Somit ist „Mutter Küsters' Fahrt zum Himmel“ ein schöner Rundumschlag, der dementsprechend seinerzeit auch fast durchgehend von allen Seiten abgelehnt wurde – was wiederum die Unfähigkeit zur Selbstkritik eben jener durch den Film kritisierten Gruppen und Grüppchen widerspiegelt.

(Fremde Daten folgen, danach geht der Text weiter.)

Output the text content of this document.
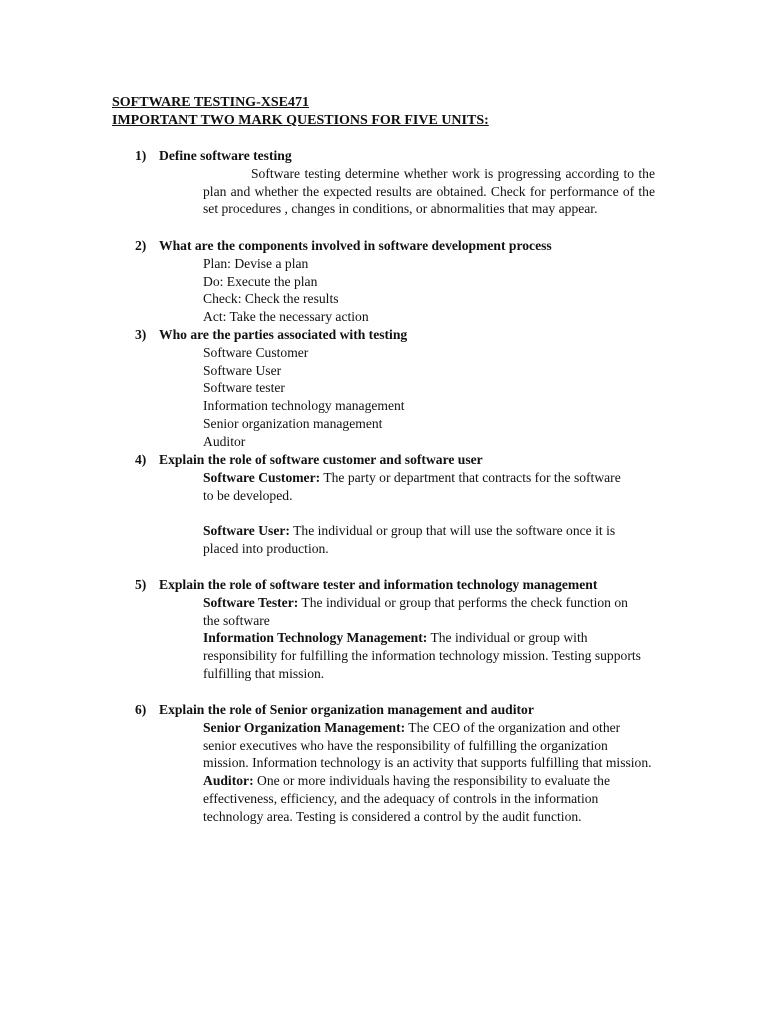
SOFTWARE TESTING-XSE471
IMPORTANT TWO MARK QUESTIONS FOR FIVE UNITS:
1) Define software testing
Software testing determine whether work is progressing according to the plan and whether the expected results are obtained. Check for performance of the set procedures , changes in conditions, or abnormalities that may appear.
2) What are the components involved in software development process
Plan: Devise a plan
Do: Execute the plan
Check: Check the results
Act: Take the necessary action
3) Who are the parties associated with testing
Software Customer
Software User
Software tester
Information technology management
Senior organization management
Auditor
4) Explain the role of software customer and software user

Software Customer: The party or department that contracts for the software to be developed.

Software User: The individual or group that will use the software once it is placed into production.

5) Explain the role of software tester and information technology management

Software Tester: The individual or group that performs the check function on the software

Information Technology Management: The individual or group with responsibility for fulfilling the information technology mission. Testing supports fulfilling that mission.

6) Explain the role of Senior organization management and auditor

Senior Organization Management: The CEO of the organization and other senior executives who have the responsibility of fulfilling the organization mission. Information technology is an activity that supports fulfilling that mission.

Auditor: One or more individuals having the responsibility to evaluate the effectiveness, efficiency, and the adequacy of controls in the information technology area. Testing is considered a control by the audit function.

In Wirklichkeit ist Fassbinders Film jedoch ein beißender, auf die deutsche Gesellschaft bezogener Zeitkommentar, der mit einer famosen Brigitte Mira in der Hauptrolle aufwartet, die die etwas naive, dadurch verführbare Familienmutter aus der buckelnden, aber eigentlich nie aufbegehrenden Kriegsgeneration, die zum Spielball unterschiedlicher Interessen wird, glaubwürdig verkörpert. Das Plakative des Films mag heutzutage irritieren, verglichen mit manch damaliger Agitation ist er jedoch fast schon als subtil zu bezeichnen. Ein wenig schade ist indes, dass er inszenatorisch und in seiner Ausstattung mehr wie eine preisgünstige TV-Produktion denn wie ein Kinofilm wirkt – wobei die Texttafeln der deutschen Fassung vermutlich ein Indiz dafür sind, dass Fassbinder sich dem bewusst verweigerte. Doch wozu nur?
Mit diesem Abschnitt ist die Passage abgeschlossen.